Zum Buch:
Nach drei Jahren Gefängnis steht Duca Lamberti mehr oder weniger auf der Straße. Seine Approbation als Arzt hat er verloren, nachdem er einer alten Frau auf deren Wunsch hin Sterbehilfe geleistet und seine Strafe abgesessen hat. Jetzt, drei Tage in Freiheit, wohnt er in Mailand bei seiner Schwester und muss sich entscheiden, ob er als Pharmavertreter arbeiten oder Davide, dem alkoholkranken Sohn des schwerreichen Industriellen Auseri, die Sucht abgewöhnen soll, beides Jobs, die ihm ein alter Freund bei der Polizei besorgt hat. Er entscheidet sich für Davide, der ihm zunächst ein Rätsel ist, bis er herausfindet, dass der nichts anderes im Sinn hat, als seine – eingebildete oder reale? – Mitschuld am Tod einer Prostituierten im Alkohol zu ertränken. Und so gerät Lamberti mitten hinein in einen Sumpf aus Mädchenhandel, organisiertem Verbrechen und Gewalt, aus dem er sich nicht befreien kann, ohne sich die Hände schmutzig zu machen …

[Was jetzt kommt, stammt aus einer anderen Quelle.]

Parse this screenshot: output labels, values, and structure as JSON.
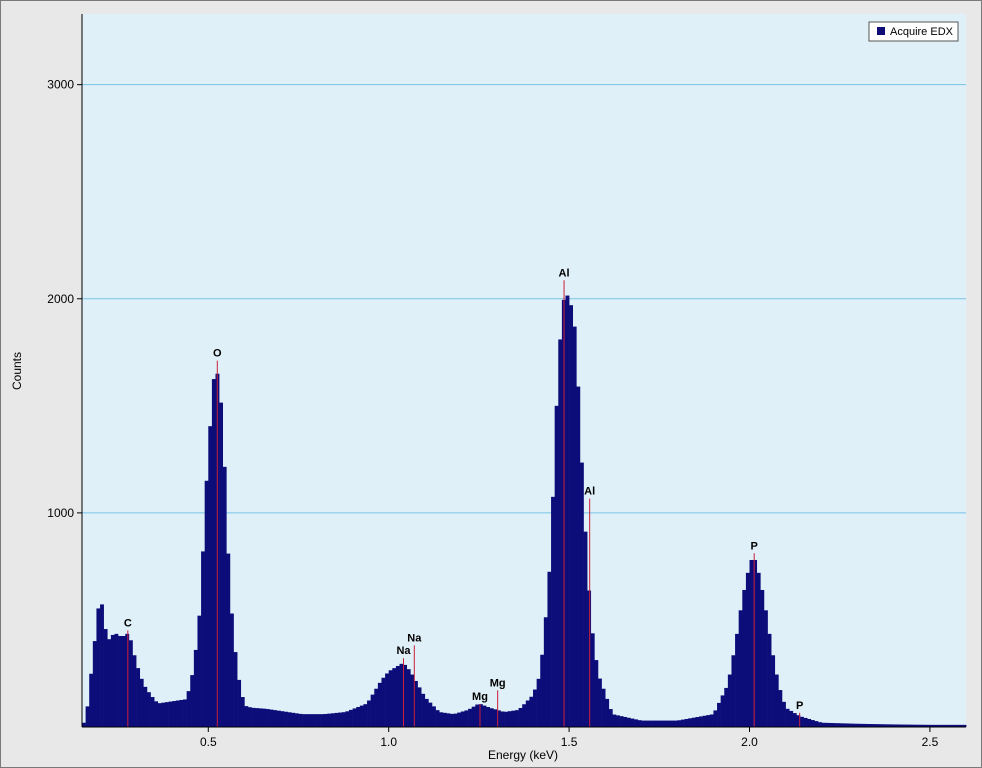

Giorgio Scerbanenco, der „Vater der italienischen Kriminalliteratur“, ist in den sechziger Jahren mit vier Romanen um Duca Lamberti bekannt geworden. Das Mädchen aus Mailand, mit dem der Folio-Verlag die Neuauflage der Serie begonnen hat, ist also mittlerweile über fünfzig Jahre alt, und doch hat das Buch eine Frische, die überrascht. Scerbanencos Blick auf die Welt ist ein ähnlicher wie bei Dashiell Hammett und anderen amerikanischen oder französischen Krimiautoren der „Noir“-Schule, die sich kompromisslos der knallharten Realität stellen. Mit knapper und klarer Sprache entwirft er ein Bild Italiens in den sechziger Jahren, das Bild eines Lands auf dem Weg in die Moderne, geprägt von – nicht nur – wirtschaftlicher Unsicherheit. Der Versuch seiner Protagonisten, hier vor allem junge Frauen, sich unter den neuen Verhältnissen einigermaßen anständig durchzuschlagen, mutet erstaunlich aktuell an, und von den Erzählstrategien, dem Aufbau des Plots und dem Spannungsbogen könnten sich manch zeitgenössische Krimiautoren eine gute Scheibe abschneiden. Auch wenn einen das Frauenbild und die Erziehungsmethoden bei der Lektüre gelegentlich heftig schlucken lassen, ruft Das Mädchen aus Mailand noch einmal nachdrücklich in Erinnerung, dass der Kriminalroman in seinen besten Zeiten neben Spannung und Unterhaltung eine gesellschaftspolitische Funktion zukam, die man sich auch heute wieder wünschen würde.